Otro ejemplo de la pereza es la tendencia de ser el último para sacar las manos del bolsillo y ofrecerse como voluntario para ayudar, cuando haya una necesidad (o aun de siquiera ver que haya una necesidad de ayudar). Las personas perezosas se esconden en las sombras suponiendo que si esperan suficiente tiempo, otra persona se ofrecerá en su lugar.

Pregúntate con qué frecuencia tomas iniciativa en ofrecerte de voluntario para ayudar, de encargarte de un proyecto cristiano (o sugerir uno nuevo), de darle una taza de café a una visita, de lavar los platos, de hacer reparaciones, de contactar a alguien interesado en conocer más de Dios, de repartir más tratados cristianos, de preparar un estudio bíblico, etc. ¿Te ofreces con entusiasmo para ayudar, o buscas maneras de no ofrecerte?

Las personas perezosas esperan que se les pida hacer algo y aun entonces tienen problemas con realizar la petición. "Esconden su mano en su pecho" en vez de levantar su mano y ofrecerse para ayudar.

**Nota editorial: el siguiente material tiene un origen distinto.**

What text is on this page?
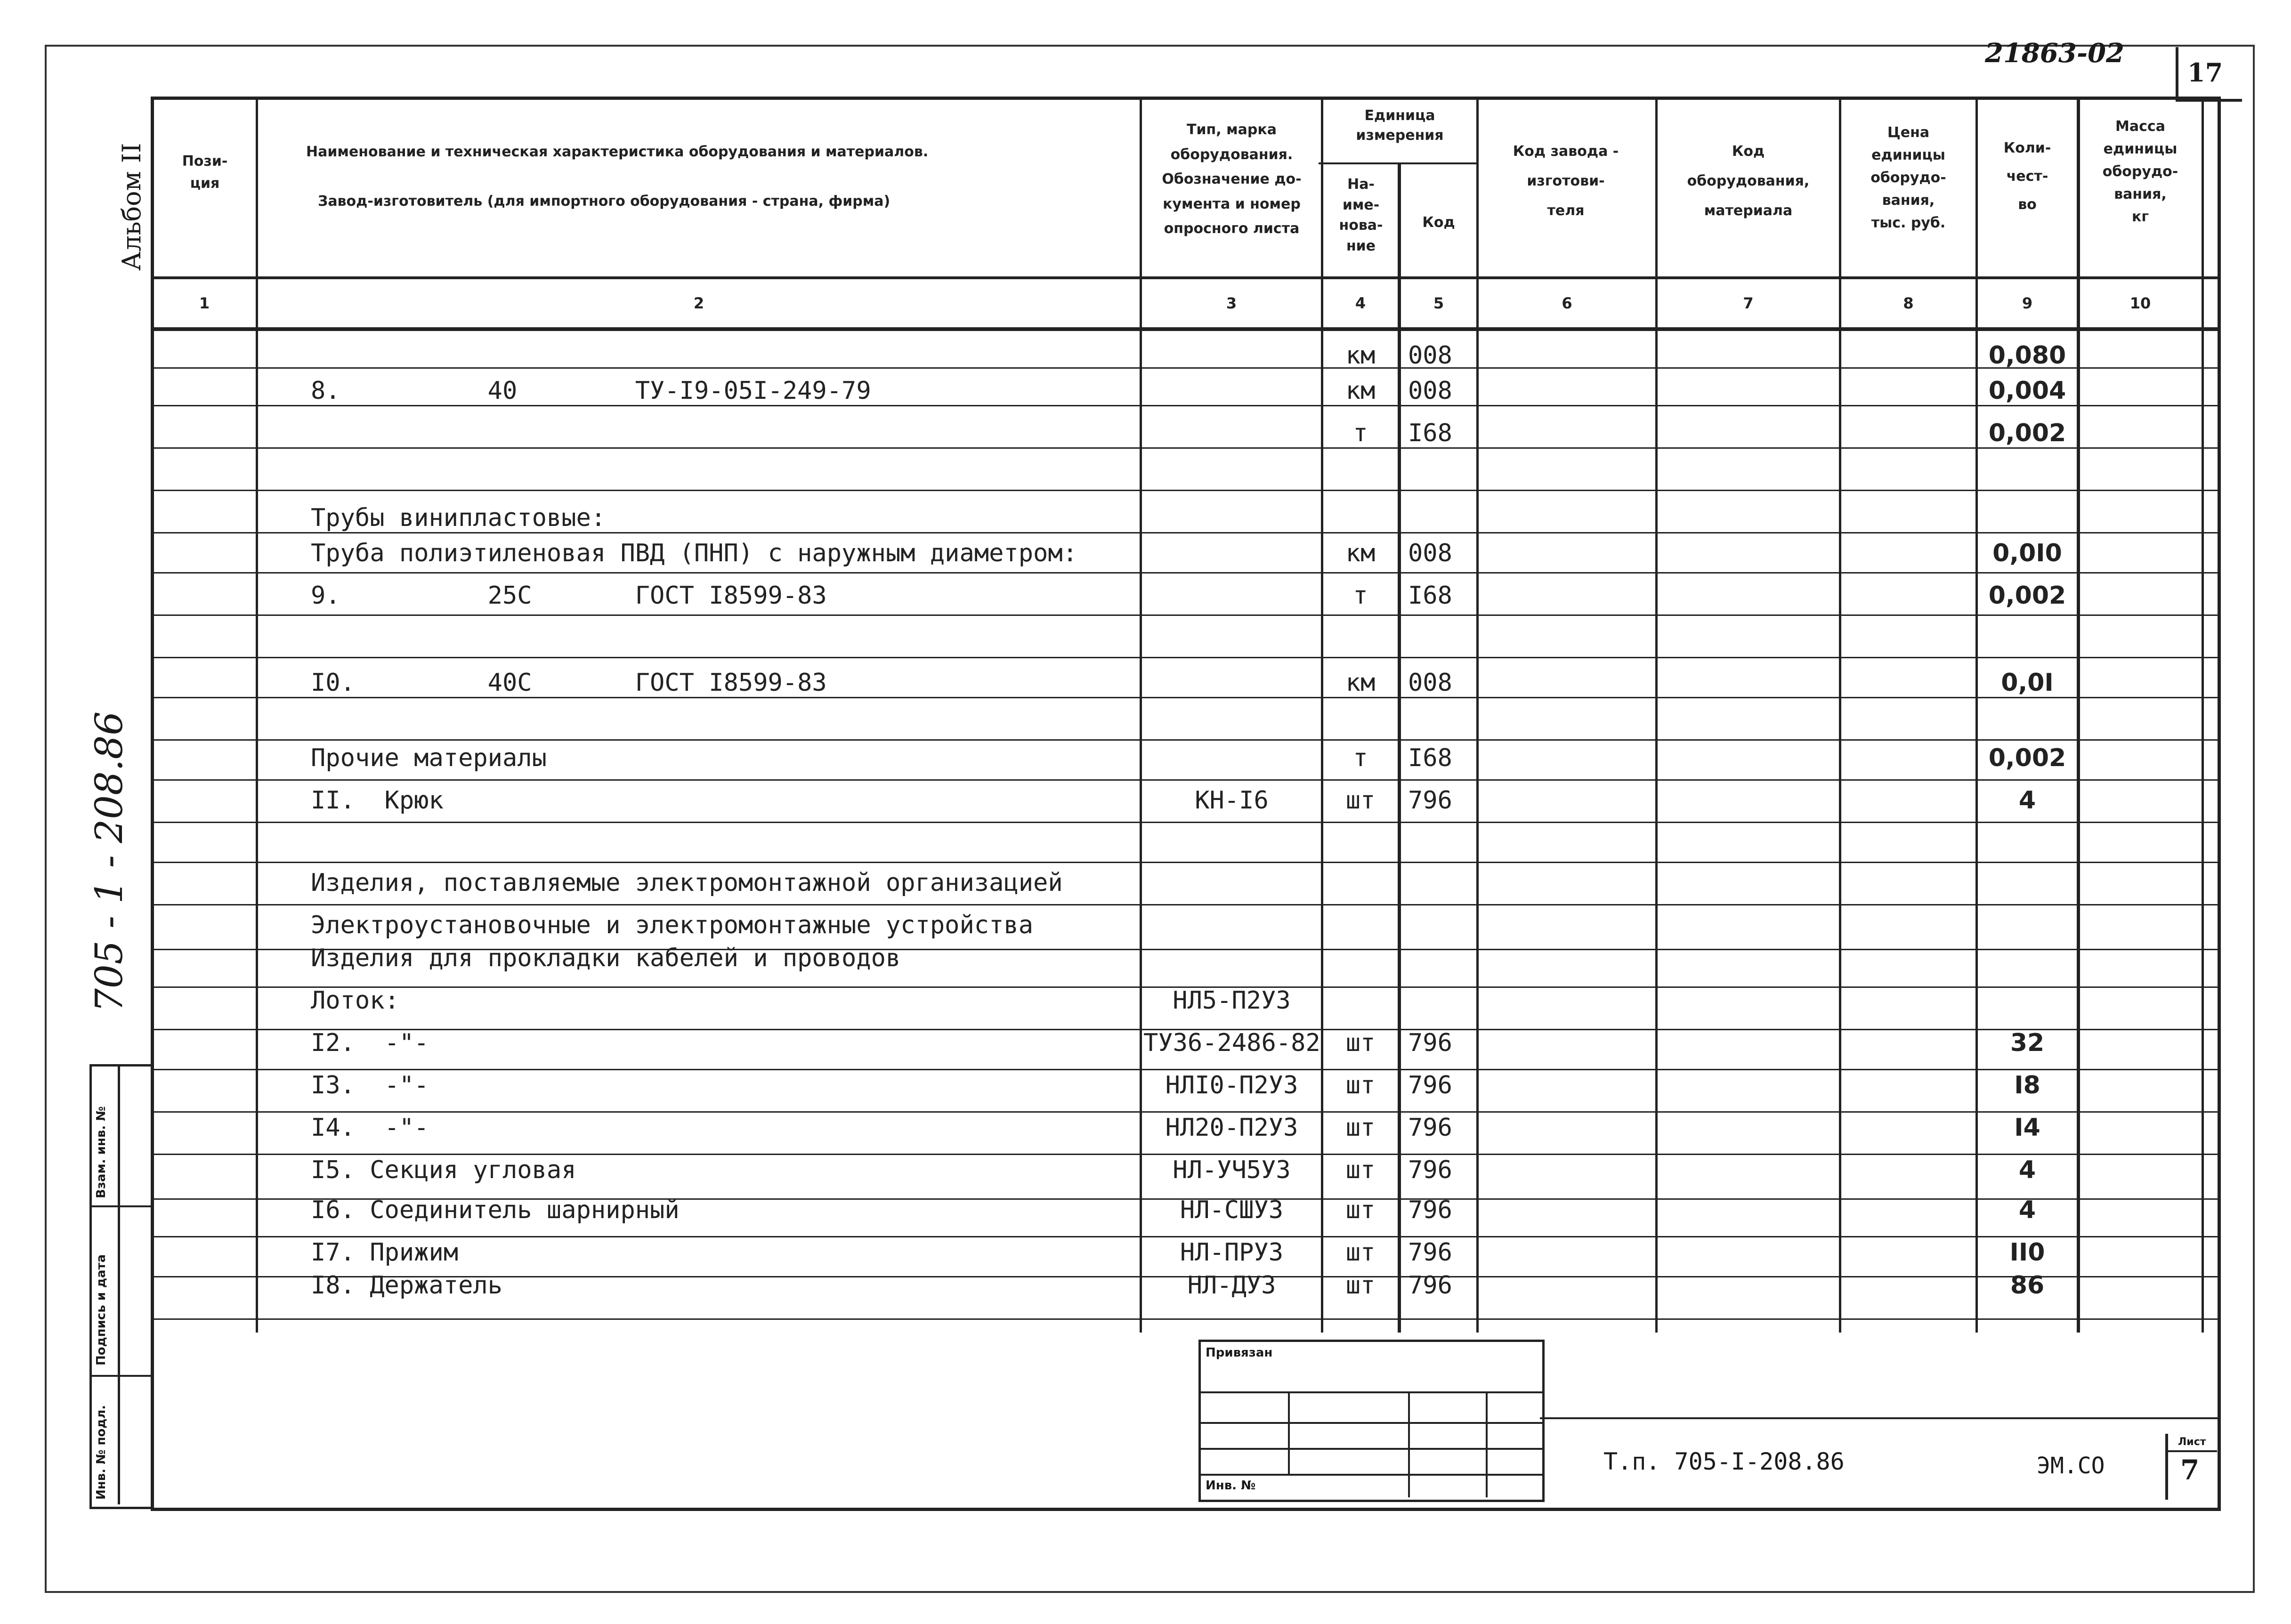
21863-02
17
Альбом II
705 - 1 - 208.86
Взам. инв. №
Подпись и дата
Инв. № подл.
Пози-
ция
Наименование и техническая характеристика оборудования и материалов.
Завод-изготовитель (для импортного оборудования - страна, фирма)
Тип, марка
оборудования.
Обозначение до-
кумента и номер
опросного листа
Единица
измерения
На-
име-
нова-
ние
Код
Код завода -
изготови-
теля
Код
оборудования,
материала
Цена
единицы
оборудо-
вания,
тыс. руб.
Коли-
чест-
во
Масса
единицы
оборудо-
вания,
кг
1	2	3	4	5	6	7	8	9	10
км	008	0,080
8.          40        ТУ-I9-05I-249-79	км	008	0,004
т	I68	0,002
Трубы винипластовые:
Труба полиэтиленовая ПВД (ПНП) с наружным диаметром:	км	008	0,0I0
9.          25С       ГОСТ I8599-83	т	I68	0,002
I0.         40С       ГОСТ I8599-83	км	008	0,0I
Прочие материалы	т	I68	0,002
II.  Крюк	КН-I6	шт	796	4
Изделия, поставляемые электромонтажной организацией
Электроустановочные и электромонтажные устройства
Изделия для прокладки кабелей и проводов
Лоток:	НЛ5-П2У3
I2.  -"-	ТУ36-2486-82	шт	796	32
I3.  -"-	НЛI0-П2У3	шт	796	I8
I4.  -"-	НЛ20-П2У3	шт	796	I4
I5. Секция угловая	НЛ-УЧ5У3	шт	796	4
I6. Соединитель шарнирный	НЛ-СШУ3	шт	796	4
I7. Прижим	НЛ-ПРУ3	шт	796	II0
I8. Держатель	НЛ-ДУ3	шт	796	86
Привязан
Инв. №
Т.п. 705-I-208.86	ЭМ.СО
Лист
7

Dice el perezoso: El león está en las calles.
(Proverbios 26:13)

Incluso cuando se les presione para tomar una acción, el perezoso encontrará excusas para no hacer lo que debe hacer. Ve "leones" por todas partes, y los leones se convierten en excusas para no empezar la tarea. "Hace demasiado frío, calor, humedad, etc.". "No voy a tener suficiente tiempo para terminarlo, así que no voy a comenzarlo". "Pensé que alguna otra persona lo iba hacer". "No sé cómo hacerlo". "No tengo suficiente dinero". "He pasado la tarea (o una cierta parte pequeña de ella) a otra persona, y he estado esperando a que lo terminen".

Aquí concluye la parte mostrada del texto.